Now on to the shopping list:
For The Salad
Lettuce: I use mixed spring greens but you can substitute any other kind of lettuce if you prefer.
Berries: Strawberries, blueberries, raspberries.
Cheese: Goat cheese
Nuts: (optional) Walnuts or pecans
For The Vinaigrette Dressing
Oil: Olive Oil
Vinegar: Balsamic vinegar
Garlic: 1 clove, minced. I think fresh garlic tastes best. If you’re in a hurry, you can also use 2 teaspoons of the jarred pre-minced kind.
Spices: Dried oregano, Salt, Pepper
Strawberry Huller*: Makes removing the leaves from the strawberry so much easier
How To Make Berry Salad With Vinaigrette Dressing
To Make The Salad
The salad is very easy to make.
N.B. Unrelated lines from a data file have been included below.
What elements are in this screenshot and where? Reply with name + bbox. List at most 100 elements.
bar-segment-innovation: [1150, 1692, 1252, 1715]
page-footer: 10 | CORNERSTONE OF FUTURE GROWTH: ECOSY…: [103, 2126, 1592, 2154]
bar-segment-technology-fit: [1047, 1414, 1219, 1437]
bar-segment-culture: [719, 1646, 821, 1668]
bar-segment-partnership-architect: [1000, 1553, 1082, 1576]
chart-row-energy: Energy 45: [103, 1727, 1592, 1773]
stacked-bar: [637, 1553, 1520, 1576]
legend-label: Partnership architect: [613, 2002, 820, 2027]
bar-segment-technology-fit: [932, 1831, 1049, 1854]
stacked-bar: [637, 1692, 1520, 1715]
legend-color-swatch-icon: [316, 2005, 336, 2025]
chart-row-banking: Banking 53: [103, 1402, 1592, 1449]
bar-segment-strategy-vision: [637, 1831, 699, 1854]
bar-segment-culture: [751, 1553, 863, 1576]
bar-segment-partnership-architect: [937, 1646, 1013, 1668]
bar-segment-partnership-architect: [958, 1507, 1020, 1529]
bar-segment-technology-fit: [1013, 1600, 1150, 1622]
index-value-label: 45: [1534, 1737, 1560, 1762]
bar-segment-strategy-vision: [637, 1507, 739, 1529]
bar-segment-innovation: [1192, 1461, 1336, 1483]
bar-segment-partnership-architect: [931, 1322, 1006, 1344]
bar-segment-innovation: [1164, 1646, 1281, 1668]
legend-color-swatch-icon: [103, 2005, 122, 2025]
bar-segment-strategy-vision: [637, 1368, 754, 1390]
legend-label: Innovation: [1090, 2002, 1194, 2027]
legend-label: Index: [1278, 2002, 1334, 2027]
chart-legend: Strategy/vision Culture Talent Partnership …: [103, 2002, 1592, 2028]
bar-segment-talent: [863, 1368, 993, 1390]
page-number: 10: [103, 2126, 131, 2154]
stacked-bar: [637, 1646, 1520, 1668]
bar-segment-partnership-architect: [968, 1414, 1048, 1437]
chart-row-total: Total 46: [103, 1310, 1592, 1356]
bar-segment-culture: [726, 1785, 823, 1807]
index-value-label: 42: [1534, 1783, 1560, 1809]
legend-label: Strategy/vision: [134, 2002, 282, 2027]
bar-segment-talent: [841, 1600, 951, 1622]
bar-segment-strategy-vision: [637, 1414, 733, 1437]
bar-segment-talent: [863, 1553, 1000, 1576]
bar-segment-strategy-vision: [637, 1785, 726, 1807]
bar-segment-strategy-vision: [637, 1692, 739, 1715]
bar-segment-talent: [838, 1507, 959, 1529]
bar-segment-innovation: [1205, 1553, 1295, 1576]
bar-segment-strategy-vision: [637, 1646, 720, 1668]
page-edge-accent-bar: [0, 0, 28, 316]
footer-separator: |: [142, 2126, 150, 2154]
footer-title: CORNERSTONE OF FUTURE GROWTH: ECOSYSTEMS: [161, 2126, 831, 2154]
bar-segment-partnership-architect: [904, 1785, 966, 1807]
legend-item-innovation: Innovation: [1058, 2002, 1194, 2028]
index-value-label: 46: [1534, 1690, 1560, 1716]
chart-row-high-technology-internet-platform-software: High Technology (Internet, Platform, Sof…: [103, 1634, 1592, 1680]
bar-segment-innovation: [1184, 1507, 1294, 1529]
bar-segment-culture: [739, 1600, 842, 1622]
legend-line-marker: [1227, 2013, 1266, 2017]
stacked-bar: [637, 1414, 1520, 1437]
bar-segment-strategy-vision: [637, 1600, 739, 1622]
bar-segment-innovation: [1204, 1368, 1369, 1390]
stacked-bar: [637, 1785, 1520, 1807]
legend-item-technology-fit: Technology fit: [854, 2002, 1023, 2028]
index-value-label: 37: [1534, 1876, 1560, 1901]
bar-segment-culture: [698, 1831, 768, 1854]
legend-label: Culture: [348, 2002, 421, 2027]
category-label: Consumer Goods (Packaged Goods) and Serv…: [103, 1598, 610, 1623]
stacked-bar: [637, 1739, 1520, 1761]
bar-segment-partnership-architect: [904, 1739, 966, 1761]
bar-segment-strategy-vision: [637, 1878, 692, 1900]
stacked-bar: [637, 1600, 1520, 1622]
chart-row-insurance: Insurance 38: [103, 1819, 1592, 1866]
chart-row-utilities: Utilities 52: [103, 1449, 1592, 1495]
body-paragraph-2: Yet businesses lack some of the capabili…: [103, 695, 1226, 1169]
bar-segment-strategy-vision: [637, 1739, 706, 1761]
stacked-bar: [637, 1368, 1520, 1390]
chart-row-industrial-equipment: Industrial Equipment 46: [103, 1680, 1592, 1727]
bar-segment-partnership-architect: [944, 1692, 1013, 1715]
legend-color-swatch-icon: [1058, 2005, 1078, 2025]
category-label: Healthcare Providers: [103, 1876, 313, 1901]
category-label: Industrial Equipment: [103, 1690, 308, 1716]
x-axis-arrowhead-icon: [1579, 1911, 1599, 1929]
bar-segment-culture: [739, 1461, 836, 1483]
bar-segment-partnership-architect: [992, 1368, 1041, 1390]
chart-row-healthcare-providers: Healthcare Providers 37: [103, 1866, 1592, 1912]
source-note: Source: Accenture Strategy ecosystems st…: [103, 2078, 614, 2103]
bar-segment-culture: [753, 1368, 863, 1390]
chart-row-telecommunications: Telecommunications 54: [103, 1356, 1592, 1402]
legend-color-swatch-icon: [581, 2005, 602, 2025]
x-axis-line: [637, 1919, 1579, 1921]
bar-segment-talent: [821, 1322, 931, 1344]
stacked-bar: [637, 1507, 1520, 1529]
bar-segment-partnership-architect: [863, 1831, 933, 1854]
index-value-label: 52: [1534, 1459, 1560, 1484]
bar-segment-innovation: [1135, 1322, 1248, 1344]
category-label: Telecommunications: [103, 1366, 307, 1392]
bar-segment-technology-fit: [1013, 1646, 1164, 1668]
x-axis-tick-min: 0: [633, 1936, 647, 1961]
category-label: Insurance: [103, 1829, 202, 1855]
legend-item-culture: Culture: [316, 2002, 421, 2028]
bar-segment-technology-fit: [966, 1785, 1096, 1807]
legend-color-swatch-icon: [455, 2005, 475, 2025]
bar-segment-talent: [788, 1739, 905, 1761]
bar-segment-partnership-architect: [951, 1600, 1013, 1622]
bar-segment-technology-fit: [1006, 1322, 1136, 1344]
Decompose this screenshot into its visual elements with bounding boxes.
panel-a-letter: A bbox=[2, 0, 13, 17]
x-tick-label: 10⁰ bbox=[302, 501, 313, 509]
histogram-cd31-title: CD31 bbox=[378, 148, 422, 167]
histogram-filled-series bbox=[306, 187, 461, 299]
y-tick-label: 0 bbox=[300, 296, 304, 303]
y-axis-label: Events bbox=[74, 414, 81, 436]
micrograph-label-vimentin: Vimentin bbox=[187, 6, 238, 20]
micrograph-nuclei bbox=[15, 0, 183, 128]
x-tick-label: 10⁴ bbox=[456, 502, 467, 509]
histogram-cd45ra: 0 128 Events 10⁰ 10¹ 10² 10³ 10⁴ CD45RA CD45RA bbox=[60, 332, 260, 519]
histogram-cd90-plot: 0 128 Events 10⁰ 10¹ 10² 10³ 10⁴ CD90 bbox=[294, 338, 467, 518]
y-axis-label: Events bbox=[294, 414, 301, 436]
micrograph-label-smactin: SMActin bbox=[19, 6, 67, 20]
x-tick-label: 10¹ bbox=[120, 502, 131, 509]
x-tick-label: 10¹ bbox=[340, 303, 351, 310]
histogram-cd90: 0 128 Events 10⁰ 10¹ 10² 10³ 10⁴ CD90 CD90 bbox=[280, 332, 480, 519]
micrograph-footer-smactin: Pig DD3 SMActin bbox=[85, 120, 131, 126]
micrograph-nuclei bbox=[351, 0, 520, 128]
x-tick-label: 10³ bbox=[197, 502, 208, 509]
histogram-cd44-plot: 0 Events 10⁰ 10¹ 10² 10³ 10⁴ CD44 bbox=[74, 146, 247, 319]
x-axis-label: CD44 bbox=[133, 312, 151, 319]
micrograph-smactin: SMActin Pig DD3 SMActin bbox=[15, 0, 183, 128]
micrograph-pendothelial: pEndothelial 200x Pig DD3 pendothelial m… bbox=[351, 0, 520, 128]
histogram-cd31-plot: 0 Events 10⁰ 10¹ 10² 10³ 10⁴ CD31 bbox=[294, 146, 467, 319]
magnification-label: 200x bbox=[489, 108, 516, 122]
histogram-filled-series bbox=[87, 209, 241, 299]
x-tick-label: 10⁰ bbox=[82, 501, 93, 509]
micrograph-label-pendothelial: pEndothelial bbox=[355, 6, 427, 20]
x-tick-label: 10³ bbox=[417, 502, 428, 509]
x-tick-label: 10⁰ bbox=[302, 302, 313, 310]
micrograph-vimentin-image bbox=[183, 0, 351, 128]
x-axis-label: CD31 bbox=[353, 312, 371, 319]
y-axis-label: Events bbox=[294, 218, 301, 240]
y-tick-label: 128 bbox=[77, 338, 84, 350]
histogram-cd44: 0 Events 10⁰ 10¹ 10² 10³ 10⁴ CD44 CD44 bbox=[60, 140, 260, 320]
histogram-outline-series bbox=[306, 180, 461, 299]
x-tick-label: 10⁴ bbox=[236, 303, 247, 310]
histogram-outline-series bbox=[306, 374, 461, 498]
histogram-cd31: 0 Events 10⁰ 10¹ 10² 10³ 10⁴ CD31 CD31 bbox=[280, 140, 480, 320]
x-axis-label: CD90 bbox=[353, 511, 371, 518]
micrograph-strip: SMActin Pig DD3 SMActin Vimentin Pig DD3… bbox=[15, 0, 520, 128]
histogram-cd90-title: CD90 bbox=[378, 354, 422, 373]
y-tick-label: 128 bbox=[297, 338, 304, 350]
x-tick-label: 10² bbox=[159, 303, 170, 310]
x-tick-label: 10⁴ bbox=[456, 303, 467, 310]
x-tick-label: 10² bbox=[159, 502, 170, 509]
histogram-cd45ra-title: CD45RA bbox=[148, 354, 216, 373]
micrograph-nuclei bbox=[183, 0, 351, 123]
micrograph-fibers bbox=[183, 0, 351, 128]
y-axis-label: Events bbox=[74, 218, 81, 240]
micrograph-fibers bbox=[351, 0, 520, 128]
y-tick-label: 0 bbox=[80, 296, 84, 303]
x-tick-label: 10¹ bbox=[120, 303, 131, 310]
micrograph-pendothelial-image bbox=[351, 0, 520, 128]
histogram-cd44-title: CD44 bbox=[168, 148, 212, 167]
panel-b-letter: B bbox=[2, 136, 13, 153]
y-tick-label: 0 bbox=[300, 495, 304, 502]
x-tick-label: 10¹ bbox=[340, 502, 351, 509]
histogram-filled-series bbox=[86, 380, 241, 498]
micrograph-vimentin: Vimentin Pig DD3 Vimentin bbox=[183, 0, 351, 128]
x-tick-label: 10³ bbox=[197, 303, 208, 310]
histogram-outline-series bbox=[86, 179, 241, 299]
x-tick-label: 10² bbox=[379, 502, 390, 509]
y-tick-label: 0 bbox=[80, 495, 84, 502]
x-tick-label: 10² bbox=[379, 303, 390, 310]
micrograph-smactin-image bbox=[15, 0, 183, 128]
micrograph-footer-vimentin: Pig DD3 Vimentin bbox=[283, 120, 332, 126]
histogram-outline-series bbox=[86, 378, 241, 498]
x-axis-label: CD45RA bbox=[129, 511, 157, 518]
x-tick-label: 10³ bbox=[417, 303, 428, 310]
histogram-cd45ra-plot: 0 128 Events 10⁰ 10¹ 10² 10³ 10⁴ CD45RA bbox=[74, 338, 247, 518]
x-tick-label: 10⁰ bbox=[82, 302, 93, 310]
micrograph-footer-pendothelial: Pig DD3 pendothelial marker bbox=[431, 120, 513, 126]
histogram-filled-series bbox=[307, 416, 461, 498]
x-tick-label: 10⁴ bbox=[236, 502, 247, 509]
You basically clean all of the salad ingredients and then throw them in a bowl 🙂
Using a strawberry huller* makes short work of removing the leaves from the stems.
I usually slice the strawberries to make them easier to eat.
Also, the salad is very forgiving so don’t feel you have to use the exact amounts provided (I certainly don’t!) Feel free to make the salad your own.
Just before serving, toss the salad with enough balsamic vinaigrette to coat the lettuce. Or serve the vinaigrette on the side so your guests can determine how much they want on their own.
To Make The Balsamic Vinaigrette
Add all the ingredients to a lidded jar (mason jars work well).
Then shake well.
The recipe makes quite a bit more than you’ll need for one salad, so you can refrigerate the rest to use at a later date.
It will store in the fridge for up to a month.
Berry Salad with Balsamic Vinaigrette
- 8 cups Mixed salad greens
- 1 cup Strawberries washed
- 1/2 cup Blueberries washed
- 1/2 cup Raspberries washed
- 4 oz Crumbled goat cheese or blue cheese
- 1/2 cup Chopped walnuts or pecans optional
- 1 cup olive oil
- 4½ tablespoons balsamic vinegar
- 1 clove of garlic minced
- 1 teaspoon oregano
- 1 teaspoon salt
- ½ teaspoon black pepper
- Add the salad greens to the salad bowl.
- Remove the leaves from the strawberries and cut them in half.
- Add the chopped strawberries, blueberries and raspberries to the bowl.
- Add the crumbled goat or blue cheese to the salad.
- If you want to use nuts, chop the walnuts and pecans and add them to the salad as well.
- Serve with vinaigrette dressing (see below for the recipe).
The Vinaigrette Dressing
- Add all of the ingredients for the vinaigrette to the mason jar.
- Put on the lid and shake well.
- Although the recipe calls for 3 different types of berries, you can serve it with only one or two of them. Or change the amount of each berry that you use. The salad is very forgiving.
- If you eat a lot of strawberries, consider getting a strawberry huller. They're very inexpensive and make hulling easy!
- This recipe makes more vinaigrette than you will need for one salad...you can store it in the refrigerator for up to a month.